Cristina M. Surdu1, Claude R. Duguay2, and Diego Fernández Prieto1 Cristina M. Surdu et al.
  • 1Earth Observation Science, Applications and Future Technologies Department, European Space Agency (ESA), European Space Research Institute (ESRIN), Frascati (Rome), Italy
  • 2Department of Geography and Environmental Management and Interdisciplinary Centre on Climate Change, University of Waterloo, Waterloo, Ontario, Canada

Abstract. Arctic lakes, through their ice cover phenology, are a key indicator of climatic changes that the high-latitude environment is experiencing.

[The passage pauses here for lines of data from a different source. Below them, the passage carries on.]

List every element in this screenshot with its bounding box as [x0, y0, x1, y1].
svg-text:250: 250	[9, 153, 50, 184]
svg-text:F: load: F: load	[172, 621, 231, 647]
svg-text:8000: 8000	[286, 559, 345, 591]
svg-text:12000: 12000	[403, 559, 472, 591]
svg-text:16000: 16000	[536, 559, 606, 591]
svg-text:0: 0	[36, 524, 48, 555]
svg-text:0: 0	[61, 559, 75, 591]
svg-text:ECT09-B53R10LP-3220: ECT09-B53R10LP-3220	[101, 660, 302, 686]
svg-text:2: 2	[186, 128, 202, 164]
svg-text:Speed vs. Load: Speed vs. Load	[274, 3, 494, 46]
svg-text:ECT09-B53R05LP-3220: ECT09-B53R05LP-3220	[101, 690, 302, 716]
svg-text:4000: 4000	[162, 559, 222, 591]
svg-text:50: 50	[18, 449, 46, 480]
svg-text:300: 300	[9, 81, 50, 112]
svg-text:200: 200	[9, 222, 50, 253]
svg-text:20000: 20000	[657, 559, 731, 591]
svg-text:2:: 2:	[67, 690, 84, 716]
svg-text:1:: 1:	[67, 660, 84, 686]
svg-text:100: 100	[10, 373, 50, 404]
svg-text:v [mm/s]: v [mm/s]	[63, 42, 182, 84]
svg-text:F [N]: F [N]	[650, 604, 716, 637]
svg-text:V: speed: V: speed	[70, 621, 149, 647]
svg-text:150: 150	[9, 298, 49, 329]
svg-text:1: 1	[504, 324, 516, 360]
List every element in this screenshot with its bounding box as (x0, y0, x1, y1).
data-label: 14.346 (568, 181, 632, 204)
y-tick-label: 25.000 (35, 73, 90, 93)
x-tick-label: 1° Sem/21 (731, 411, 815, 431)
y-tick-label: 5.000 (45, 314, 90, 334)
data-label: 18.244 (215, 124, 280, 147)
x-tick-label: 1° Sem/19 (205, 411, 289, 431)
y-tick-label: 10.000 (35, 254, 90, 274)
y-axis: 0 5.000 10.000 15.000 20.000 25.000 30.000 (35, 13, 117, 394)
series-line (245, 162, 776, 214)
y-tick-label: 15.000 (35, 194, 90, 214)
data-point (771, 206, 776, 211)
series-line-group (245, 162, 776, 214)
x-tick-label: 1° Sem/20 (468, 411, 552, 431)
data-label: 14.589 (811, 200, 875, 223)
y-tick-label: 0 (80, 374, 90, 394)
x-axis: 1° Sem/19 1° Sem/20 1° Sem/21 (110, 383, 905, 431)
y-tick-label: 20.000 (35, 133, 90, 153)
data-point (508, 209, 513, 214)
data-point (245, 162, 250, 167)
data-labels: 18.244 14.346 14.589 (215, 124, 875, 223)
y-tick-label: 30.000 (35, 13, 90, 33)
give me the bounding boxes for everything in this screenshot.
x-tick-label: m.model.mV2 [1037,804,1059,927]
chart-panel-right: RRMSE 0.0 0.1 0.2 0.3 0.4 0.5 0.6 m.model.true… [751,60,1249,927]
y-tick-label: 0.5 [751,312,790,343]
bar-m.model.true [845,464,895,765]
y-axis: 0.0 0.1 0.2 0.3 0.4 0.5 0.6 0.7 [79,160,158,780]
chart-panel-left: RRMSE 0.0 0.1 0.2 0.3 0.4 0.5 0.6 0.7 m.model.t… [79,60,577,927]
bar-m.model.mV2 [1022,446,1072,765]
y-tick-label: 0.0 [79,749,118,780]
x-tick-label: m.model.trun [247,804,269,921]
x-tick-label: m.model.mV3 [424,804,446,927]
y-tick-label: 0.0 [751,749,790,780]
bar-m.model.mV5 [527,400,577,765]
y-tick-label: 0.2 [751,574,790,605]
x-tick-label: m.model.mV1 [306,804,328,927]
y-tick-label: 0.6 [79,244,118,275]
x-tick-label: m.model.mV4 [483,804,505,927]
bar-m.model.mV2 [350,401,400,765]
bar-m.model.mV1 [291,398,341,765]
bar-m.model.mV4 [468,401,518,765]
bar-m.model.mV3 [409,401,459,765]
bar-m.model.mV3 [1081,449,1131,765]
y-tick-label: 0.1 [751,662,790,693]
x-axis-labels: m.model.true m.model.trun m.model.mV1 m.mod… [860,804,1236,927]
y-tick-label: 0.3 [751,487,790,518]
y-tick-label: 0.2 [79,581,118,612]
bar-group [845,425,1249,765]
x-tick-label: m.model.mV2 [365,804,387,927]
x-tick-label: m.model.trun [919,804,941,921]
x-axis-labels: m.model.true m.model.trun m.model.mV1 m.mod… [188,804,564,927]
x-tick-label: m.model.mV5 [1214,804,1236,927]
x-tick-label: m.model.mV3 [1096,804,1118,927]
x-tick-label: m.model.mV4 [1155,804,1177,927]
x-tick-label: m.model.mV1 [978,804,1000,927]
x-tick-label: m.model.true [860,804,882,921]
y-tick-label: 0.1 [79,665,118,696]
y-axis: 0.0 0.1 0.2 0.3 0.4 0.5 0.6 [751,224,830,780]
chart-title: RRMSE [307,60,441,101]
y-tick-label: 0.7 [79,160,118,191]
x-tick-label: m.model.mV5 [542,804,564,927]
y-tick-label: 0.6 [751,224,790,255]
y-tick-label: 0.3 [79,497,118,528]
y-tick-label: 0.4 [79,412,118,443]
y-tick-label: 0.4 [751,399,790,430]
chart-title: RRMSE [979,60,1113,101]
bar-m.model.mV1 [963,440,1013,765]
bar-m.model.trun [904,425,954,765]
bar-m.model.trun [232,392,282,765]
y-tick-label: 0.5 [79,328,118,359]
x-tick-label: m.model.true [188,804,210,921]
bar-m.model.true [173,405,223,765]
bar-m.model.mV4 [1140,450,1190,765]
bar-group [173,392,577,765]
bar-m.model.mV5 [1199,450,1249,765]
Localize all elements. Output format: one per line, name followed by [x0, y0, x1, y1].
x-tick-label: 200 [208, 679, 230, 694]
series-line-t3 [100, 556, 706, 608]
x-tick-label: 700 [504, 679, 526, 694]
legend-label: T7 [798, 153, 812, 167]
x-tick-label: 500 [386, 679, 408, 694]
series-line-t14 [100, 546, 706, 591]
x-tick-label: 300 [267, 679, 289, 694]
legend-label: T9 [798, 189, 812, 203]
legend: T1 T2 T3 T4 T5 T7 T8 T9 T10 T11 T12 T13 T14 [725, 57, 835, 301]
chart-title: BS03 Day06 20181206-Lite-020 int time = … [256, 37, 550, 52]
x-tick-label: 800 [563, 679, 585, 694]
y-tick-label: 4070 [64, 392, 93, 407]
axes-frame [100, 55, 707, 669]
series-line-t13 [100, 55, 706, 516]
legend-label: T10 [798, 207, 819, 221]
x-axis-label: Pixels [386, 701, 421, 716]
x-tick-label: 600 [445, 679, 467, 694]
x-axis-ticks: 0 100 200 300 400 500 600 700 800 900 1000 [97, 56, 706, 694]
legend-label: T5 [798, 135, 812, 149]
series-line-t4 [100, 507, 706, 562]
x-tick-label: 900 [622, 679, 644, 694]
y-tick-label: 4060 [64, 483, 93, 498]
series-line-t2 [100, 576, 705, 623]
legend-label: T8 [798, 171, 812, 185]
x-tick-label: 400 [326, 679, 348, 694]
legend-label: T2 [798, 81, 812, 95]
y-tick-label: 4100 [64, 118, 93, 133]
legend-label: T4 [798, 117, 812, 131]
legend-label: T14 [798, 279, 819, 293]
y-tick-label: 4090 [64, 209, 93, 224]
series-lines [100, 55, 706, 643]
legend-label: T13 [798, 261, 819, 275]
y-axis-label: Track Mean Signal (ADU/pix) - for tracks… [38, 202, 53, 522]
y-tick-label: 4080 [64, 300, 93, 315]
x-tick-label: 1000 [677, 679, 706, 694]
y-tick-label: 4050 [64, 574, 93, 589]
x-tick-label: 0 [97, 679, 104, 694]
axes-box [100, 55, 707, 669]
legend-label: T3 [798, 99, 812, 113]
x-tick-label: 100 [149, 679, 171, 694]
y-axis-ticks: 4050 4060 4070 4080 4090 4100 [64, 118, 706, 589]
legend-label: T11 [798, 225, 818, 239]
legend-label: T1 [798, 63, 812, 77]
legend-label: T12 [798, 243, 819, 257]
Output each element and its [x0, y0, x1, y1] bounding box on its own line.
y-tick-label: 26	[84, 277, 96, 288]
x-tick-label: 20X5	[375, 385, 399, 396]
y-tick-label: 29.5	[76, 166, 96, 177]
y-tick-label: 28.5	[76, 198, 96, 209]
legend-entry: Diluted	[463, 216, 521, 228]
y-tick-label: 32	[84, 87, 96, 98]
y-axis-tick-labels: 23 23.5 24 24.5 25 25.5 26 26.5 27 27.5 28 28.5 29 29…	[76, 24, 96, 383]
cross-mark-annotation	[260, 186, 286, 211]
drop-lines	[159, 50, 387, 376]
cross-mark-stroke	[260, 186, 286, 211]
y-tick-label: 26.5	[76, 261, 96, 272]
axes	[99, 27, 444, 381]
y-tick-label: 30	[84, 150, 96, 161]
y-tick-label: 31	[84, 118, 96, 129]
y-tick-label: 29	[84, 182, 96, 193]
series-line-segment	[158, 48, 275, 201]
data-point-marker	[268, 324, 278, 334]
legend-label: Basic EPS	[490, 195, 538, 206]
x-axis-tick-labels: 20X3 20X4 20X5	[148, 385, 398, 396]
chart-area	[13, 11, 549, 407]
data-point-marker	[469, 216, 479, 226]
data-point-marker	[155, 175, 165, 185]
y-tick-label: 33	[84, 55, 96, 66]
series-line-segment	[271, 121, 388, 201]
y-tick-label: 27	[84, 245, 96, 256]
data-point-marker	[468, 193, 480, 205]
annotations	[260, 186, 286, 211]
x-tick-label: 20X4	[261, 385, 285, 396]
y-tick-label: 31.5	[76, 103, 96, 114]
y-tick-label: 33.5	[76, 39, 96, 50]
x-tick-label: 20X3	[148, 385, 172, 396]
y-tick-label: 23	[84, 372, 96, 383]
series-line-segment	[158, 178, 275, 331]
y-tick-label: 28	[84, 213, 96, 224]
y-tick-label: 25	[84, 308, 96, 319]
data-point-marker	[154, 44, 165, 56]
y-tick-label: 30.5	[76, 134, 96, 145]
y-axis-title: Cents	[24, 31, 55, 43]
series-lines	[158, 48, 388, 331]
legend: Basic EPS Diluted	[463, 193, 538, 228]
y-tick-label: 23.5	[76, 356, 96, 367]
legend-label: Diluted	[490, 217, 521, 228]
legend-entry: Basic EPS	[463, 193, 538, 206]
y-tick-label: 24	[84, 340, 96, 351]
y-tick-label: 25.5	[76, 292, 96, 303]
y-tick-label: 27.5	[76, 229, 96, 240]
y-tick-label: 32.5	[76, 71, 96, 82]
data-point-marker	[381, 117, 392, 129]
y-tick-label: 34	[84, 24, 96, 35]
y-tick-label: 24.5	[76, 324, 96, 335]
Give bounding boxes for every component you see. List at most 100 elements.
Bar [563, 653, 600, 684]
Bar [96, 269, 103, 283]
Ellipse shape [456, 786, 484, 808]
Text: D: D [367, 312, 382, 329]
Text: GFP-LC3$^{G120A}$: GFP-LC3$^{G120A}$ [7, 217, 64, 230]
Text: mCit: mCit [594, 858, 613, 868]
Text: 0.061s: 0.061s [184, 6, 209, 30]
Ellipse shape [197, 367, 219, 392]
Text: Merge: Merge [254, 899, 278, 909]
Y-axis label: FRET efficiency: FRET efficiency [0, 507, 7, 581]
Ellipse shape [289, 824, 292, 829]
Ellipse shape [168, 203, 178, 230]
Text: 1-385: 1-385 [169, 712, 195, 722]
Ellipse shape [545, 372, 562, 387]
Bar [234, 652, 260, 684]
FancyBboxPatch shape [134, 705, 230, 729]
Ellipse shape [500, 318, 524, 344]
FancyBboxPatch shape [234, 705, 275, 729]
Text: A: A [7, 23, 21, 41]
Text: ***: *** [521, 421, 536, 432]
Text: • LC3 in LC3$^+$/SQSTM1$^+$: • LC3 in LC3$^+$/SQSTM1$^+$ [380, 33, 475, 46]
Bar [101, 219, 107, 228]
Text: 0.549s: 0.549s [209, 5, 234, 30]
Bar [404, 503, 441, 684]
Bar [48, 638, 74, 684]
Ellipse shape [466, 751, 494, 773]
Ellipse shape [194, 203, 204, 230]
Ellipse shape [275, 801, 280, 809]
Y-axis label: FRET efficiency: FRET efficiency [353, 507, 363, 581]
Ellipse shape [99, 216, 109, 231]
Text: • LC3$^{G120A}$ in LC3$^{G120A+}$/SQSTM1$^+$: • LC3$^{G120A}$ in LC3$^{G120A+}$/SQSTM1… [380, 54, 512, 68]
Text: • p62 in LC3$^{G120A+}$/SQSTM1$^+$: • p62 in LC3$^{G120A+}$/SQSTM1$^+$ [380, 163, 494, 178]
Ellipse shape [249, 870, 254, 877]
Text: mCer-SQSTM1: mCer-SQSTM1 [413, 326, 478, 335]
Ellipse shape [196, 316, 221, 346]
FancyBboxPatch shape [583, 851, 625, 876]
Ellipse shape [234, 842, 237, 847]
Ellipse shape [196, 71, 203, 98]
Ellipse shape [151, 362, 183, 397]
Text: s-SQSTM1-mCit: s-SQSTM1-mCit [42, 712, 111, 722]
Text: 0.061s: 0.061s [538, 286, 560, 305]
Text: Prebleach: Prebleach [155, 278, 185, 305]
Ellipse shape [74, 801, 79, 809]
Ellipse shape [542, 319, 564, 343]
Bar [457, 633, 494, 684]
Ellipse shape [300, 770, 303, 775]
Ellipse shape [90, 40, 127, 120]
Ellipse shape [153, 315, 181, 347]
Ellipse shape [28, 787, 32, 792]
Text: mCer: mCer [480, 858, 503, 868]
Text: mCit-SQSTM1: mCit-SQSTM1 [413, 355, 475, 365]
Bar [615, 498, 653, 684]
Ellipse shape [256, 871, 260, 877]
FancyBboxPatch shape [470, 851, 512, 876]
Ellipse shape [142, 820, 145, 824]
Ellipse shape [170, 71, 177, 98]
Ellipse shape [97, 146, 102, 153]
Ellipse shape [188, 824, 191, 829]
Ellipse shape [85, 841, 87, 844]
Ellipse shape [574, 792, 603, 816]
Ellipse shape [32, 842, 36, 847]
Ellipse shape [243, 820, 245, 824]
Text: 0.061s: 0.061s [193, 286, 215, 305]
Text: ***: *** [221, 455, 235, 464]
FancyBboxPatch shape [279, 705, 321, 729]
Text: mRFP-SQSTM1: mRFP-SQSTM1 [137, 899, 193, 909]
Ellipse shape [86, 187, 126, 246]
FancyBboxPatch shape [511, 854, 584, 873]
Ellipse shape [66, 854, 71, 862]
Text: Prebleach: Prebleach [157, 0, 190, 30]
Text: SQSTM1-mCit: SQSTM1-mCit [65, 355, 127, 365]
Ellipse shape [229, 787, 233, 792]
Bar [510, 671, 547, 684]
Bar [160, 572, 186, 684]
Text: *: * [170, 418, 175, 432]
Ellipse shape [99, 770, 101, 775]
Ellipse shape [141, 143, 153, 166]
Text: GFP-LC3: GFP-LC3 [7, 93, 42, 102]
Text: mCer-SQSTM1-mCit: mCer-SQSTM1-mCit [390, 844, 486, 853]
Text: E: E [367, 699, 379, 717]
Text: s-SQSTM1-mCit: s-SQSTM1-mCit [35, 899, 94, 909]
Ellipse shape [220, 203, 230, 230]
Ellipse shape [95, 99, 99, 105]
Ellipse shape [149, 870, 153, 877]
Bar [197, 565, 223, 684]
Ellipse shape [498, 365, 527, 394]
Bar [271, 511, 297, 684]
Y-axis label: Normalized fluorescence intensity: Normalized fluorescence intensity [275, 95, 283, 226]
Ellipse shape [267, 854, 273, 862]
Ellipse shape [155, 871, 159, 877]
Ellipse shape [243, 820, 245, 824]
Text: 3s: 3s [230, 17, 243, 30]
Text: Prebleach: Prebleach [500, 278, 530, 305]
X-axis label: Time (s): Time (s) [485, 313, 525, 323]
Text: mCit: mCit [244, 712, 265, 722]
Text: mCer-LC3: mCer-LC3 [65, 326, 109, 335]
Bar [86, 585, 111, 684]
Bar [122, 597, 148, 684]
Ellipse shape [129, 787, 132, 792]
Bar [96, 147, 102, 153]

In the case of lakes in the Canadian Arctic Archipelago (CAA), many of which are ice covered more than 10 months per year, warmer temperatures could result in ice regime shifts. Within the dominant polar-desert environment, small local warmer areas have been identified. These relatively small regions – polar oases – with longer growing seasons and greater biological productivity and diversity are secluded from the surrounding barren polar desert. The ice regimes of 11 lakes located in both polar-desert and polar-oasis environments, with surface areas between 4 and 542km2, many of unknown bathymetry, were documented. In order to investigate the response of ice cover of lakes in the CAA to climate conditions during recent years, a 15-year time series (1997–2011) of RADARSAT-1/2 ScanSAR Wide Swath, ASAR Wide Swath, and Landsat acquisitions were analyzed. Results show that melt onset occurred earlier for all observed lakes. With the exception of Lower Murray Lake, all lakes experienced earlier summer ice minimum and water-clear-of-ice (WCI) dates, with greater changes being observed for polar-oasis lakes (9–24 days earlier WCI dates for lakes located in polar oases and 2–20 days earlier WCI dates for polar-desert lakes). Additionally, results suggest that some lakes may be transitioning from a perennial/multiyear to a seasonal ice regime, with only a few lakes maintaining a multiyear ice cover on occasional years. Aside Lake Hazen and Murray Lakes, which preserved their ice cover during the summer of 2009, no residual ice was observed on any of the other lakes from 2007 to 2011.